12.01.2016 – Kategorie: Handel
Servicewüste Deutschland – Auf Nimmerwiedersehen
Keine Ausreden mehr: Die deutsche Wirtschaft muss sich 2016 dem Thema Kundenservice endlich umfassend annehmen
2015 feierten wir ein trauriges Jubiläum: 20 Jahre „Servicewüste“. Das Stigma, das zur weitläufig gängigen Beschreibung der deutschen Servicekultur geworden ist, wurde 1995 erstmals vom Wirtschaftsprofessor Hermann Simon beschrieben. Doch hat sich in den 20 Jahren viel getan. Allein die seinerzeit von Professor Simon angeführten Negativbeispiele Deutsche Bahn und Deutsche Telekom, sind heute längst Vorreiter in einer Disziplin, die wie nie zuvor die Wünsche und Bedürfnisse des Kunden berücksichtigt.

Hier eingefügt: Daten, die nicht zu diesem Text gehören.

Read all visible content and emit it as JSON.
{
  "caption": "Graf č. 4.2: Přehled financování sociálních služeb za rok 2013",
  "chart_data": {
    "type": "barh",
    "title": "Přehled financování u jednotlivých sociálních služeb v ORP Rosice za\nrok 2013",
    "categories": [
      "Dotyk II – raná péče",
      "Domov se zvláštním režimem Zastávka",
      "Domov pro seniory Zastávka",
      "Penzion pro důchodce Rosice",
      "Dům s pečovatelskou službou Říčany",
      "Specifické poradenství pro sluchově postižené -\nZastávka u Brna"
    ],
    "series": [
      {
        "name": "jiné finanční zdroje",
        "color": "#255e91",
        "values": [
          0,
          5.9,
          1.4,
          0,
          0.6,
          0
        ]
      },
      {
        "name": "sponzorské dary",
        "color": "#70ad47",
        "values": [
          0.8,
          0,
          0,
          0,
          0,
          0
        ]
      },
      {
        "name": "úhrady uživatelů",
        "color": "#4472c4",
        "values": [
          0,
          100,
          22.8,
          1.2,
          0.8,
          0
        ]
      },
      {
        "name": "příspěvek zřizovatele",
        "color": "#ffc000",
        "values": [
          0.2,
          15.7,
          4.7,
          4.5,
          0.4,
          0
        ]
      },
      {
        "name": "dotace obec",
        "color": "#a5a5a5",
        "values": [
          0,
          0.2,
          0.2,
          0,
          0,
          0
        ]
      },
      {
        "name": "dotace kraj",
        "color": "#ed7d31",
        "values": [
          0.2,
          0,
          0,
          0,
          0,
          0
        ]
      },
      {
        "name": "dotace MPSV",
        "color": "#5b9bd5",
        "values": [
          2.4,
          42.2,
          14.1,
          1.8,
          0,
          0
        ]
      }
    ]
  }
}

Kundenservice als reine Kostenstelle?
Vorbei sind die Zeiten, in denen Kundenservice als reine Kostenstelle ein notweniges Übel der Kundeninteraktion ist. Vorbei die Zeiten, in denen negative Serviceerlebnisse zwar Groll, selten aber wirkliche Konsequenzen für Image und Umsatz eines Unternehmens nach sich zogen. Im Gegenteil: Heute sind Verbraucher – unter anderem befeuert durch schlechte Erlebnisse mit dem Kundensupport – wechselfreudiger denn je. Auch wenn Unternehmen sicher nicht mehr auf dem Stand von 1995 sind, haftet das Stigma der kargen Wüstenlandschaft dem Kundenservice noch immer an.
Studienergebnisse zeigen, dass 65 Prozent der Konsumenten mindestens schon einmal den Kauf in einem Online-Shop abgebrochen haben, weil offene Fragen nicht beantwortet werden konnten. Ein kundenorientiertes Serviceangebot kann hierbei Abhilfe schaffen. Doch welche Servicekanäle werden von Konsumenten bevorzugt? Wie unterscheiden sich die Konsumentenwünsche und haben traditionelle Serviceangebote wie Hotlines oder FAQ etwa ausgedient? Antworten hierauf liefert die ECC-Studie „Online-Handel: Servicewüste oder -oase?“. (im Bild: Frage: Welche Kanäle haben Sie genutzt und wie waren Sie mit der Servicequalität zufrieden?)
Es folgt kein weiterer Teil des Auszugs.